How It Works Internally¶

Under the hood, this enhancement doesn’t alter the scaling algorithm. It only overrides the default tolerance used when comparing the usage ratio against 1.0:

When the feature is enabled, the HPA controller checks the tolerance field in the respective scaling rule and uses it instead of the global value.

How to Enable It¶

This feature is currently in alpha and requires the HPAConfigurableTolerance feature gate to be enabled in both the kube-apiserver and kube-controller-manager:

--feature-gates=HPAConfigurableTolerance=true

The feature is only available in the autoscaling/v2 API version and is ignored in earlier versions.

Rollback & Compatibility¶

If the feature is disabled, any configured tolerance field will be ignored.
Existing HPAs will continue to function as they did before using the global default.
Downgrading is safe—workloads will revert to using the cluster-wide tolerance.

Why This Matters¶

Scaling behavior is often workload-specific. ML inference servers, web frontends, and CI runners all have different performance and initialization profiles. With this update:

You gain per-resource control over sensitivity to metric fluctuations.
You avoid over-scaling large workloads unnecessarily.
You can react faster to traffic spikes by setting a lower tolerance on scale-up.

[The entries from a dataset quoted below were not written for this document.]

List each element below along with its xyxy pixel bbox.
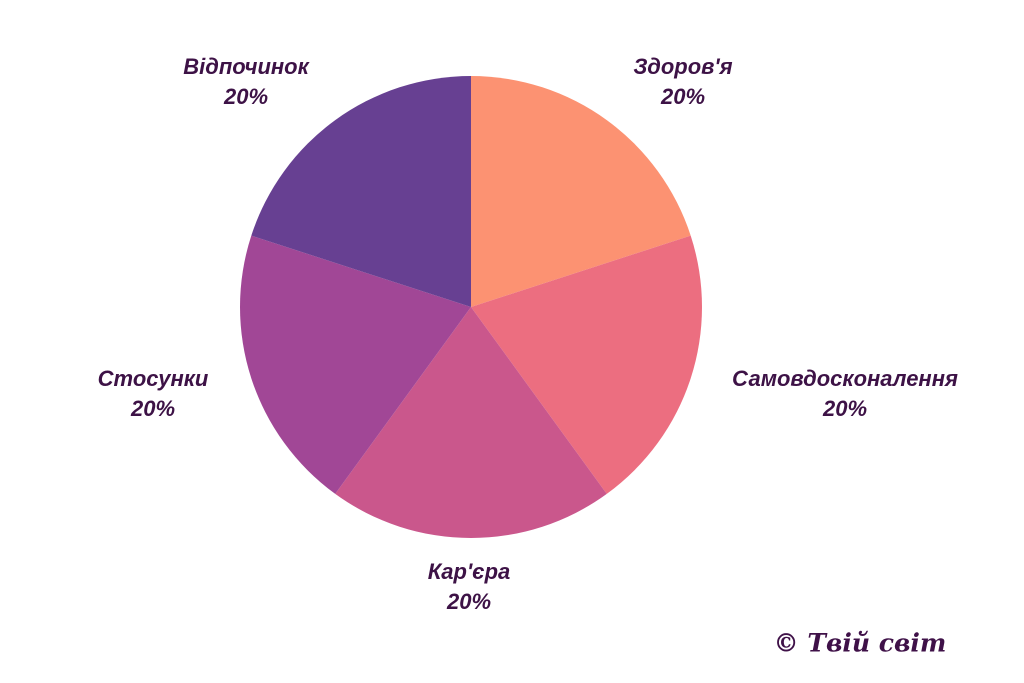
slice-label-samovdoskonalennia: Самовдосконалення 20% [732,364,958,424]
slice-label-vidpochynok: Відпочинок 20% [183,52,309,112]
pie-slice-2 [335,307,607,538]
slice-label-percent: 20% [822,396,868,421]
slice-label-kariera: Кар'єра 20% [428,557,511,617]
slice-label-zdorovya: Здоров'я 20% [633,52,732,112]
slice-label-percent: 20% [446,589,492,614]
slice-label-text: Самовдосконалення [732,366,958,391]
slice-label-text: Здоров'я [633,54,733,79]
pie-slice-3 [240,235,471,494]
pie-slice-0 [471,76,691,307]
slice-label-percent: 20% [130,396,176,421]
slice-label-text: Відпочинок [183,54,309,79]
slice-label-percent: 20% [223,84,269,109]
pie-slice-1 [471,235,702,494]
slice-label-percent: 20% [660,84,706,109]
pie-slice-4 [251,76,471,307]
slice-label-stosunky: Стосунки 20% [98,364,209,424]
watermark: © Твій світ [773,628,947,658]
slice-label-text: Стосунки [97,366,209,391]
slice-label-text: Кар'єра [427,559,511,584]
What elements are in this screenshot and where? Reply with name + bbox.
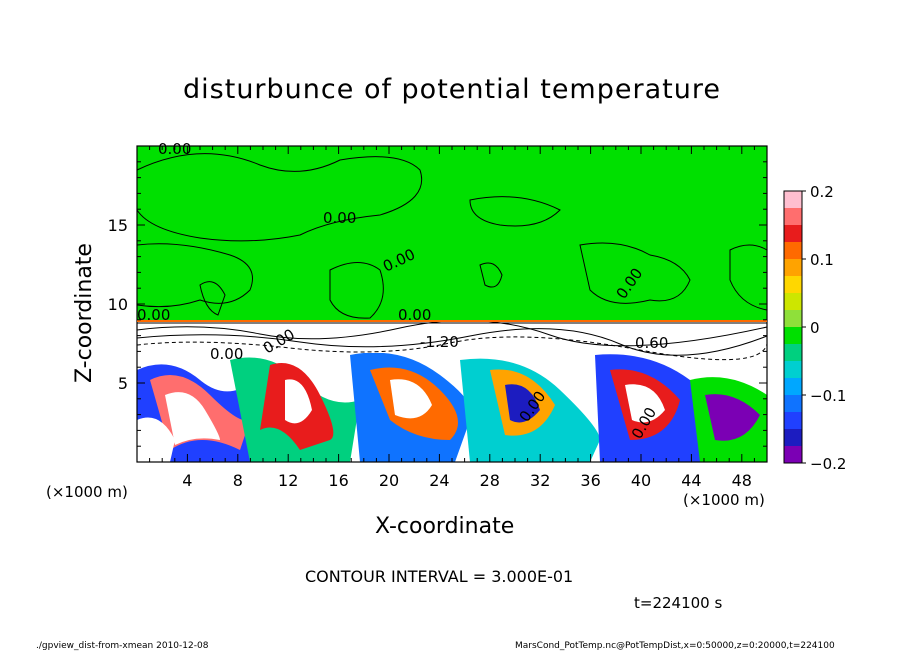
x-tick-label: 32 xyxy=(530,471,550,490)
colorbar-swatch xyxy=(784,395,802,413)
footer-right: MarsCond_PotTemp.nc@PotTempDist,x=0:5000… xyxy=(515,641,835,651)
contour-interval-text: CONTOUR INTERVAL = 3.000E-01 xyxy=(305,567,574,586)
chart-title: disturbunce of potential temperature xyxy=(183,74,721,105)
x-tick-label: 40 xyxy=(631,471,651,490)
y-axis-label: Z-coordinate xyxy=(72,243,97,383)
colorbar-tick-label: −0.2 xyxy=(810,455,846,473)
colorbar-swatch xyxy=(784,191,802,209)
colorbar-swatch xyxy=(784,344,802,362)
x-tick-label: 24 xyxy=(429,471,449,490)
y-tick-label: 10 xyxy=(108,295,128,314)
x-axis-label: X-coordinate xyxy=(375,514,515,539)
colorbar-tick-label: −0.1 xyxy=(810,387,846,405)
x-tick-label: 36 xyxy=(580,471,600,490)
colorbar-swatch xyxy=(784,412,802,430)
x-tick-label: 4 xyxy=(182,471,192,490)
x-axis: 4 8 12 16 20 24 28 32 36 40 44 48 xyxy=(149,146,755,490)
contour-label: 0.00 xyxy=(398,306,431,324)
x-tick-label: 20 xyxy=(379,471,399,490)
colorbar-swatch xyxy=(784,293,802,311)
colorbar-tick-label: 0.1 xyxy=(810,251,834,269)
y-tick-label: 5 xyxy=(118,374,128,393)
colorbar-swatch xyxy=(784,429,802,447)
x-tick-label: 12 xyxy=(278,471,298,490)
colorbar-swatch xyxy=(784,361,802,379)
contour-lines xyxy=(136,153,768,361)
colorbar-swatch xyxy=(784,208,802,226)
y-axis: 5 10 15 xyxy=(108,161,767,447)
upper-field xyxy=(137,146,767,321)
colorbar-swatch xyxy=(784,259,802,277)
colorbar-swatch xyxy=(784,242,802,260)
contour-label: 0.00 xyxy=(323,209,356,227)
colorbar-swatch xyxy=(784,446,802,464)
footer-left: ./gpview_dist-from-xmean 2010-12-08 xyxy=(36,641,209,651)
x-tick-label: 16 xyxy=(328,471,348,490)
x-tick-label: 28 xyxy=(480,471,500,490)
contour-label: 0.00 xyxy=(137,306,170,324)
x-unit-label-left: (×1000 m) xyxy=(46,483,128,501)
colorbar-swatch xyxy=(784,225,802,243)
contour-band xyxy=(137,321,767,353)
x-tick-label: 48 xyxy=(732,471,752,490)
contour-label: 0.00 xyxy=(210,345,243,363)
contour-label: 0.60 xyxy=(635,334,668,352)
x-unit-label-right: (×1000 m) xyxy=(683,491,765,509)
colorbar: 0.2 0.1 0 −0.1 −0.2 xyxy=(783,183,846,473)
turbulent-eddies xyxy=(137,349,767,462)
x-tick-label: 44 xyxy=(681,471,701,490)
colorbar-swatch xyxy=(784,276,802,294)
time-stamp: t=224100 s xyxy=(634,594,723,612)
colorbar-tick-label: 0 xyxy=(810,319,820,337)
x-tick-label: 8 xyxy=(233,471,243,490)
y-tick-label: 15 xyxy=(108,216,128,235)
colorbar-tick-label: 0.2 xyxy=(810,183,834,201)
colorbar-swatch xyxy=(784,327,802,345)
colorbar-swatch xyxy=(784,378,802,396)
contour-label: -1.20 xyxy=(420,333,459,351)
colorbar-swatch xyxy=(784,310,802,328)
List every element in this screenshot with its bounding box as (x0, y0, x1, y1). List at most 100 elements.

This is a small change in terms of API surface, but it offers much-needed flexibility in real-world autoscaling behavior.

Final Thoughts¶

With v1.33, Kubernetes continues to evolve toward more intelligent and adaptive autoscaling. Configurable tolerance empowers operators to tune workload behavior without cluster-wide compromises.

Start experimenting with this feature if you're managing large-scale deployments, latency-sensitive applications, or simply want better control over your autoscaling logic.

FAQs

What does the new configurable HPA tolerance feature in Kubernetes v1.33 enable?

It allows setting per-HPA tolerance values for scale-up and scale-down decisions, overriding the fixed 10% cluster-wide default. This enables finer control over autoscaling sensitivity for each workload.

Why is a fixed tolerance value problematic for large-scale workloads?

A global 10% tolerance may prevent scaling even when a significant number of pods are under strain. This can delay responsiveness during traffic spikes and cause inefficient resource usage in large deployments.

How do I configure different tolerance values for scale-up and scale-down in an HPA?

In the autoscaling/v2 API, set the optional tolerance field under spec.behavior.scaleUp and scaleDown. If omitted, the default cluster-wide tolerance applies.

Is this feature enabled by default in Kubernetes v1.33?

No. It is currently in alpha and requires the HPAConfigurableTolerance feature gate to be enabled in both the API server and controller manager.

What happens if the feature is disabled or the cluster is downgraded?

Any configured tolerance values will be ignored, and HPAs will revert to using the global default tolerance. This behavior is backward-compatible and safe for rollback.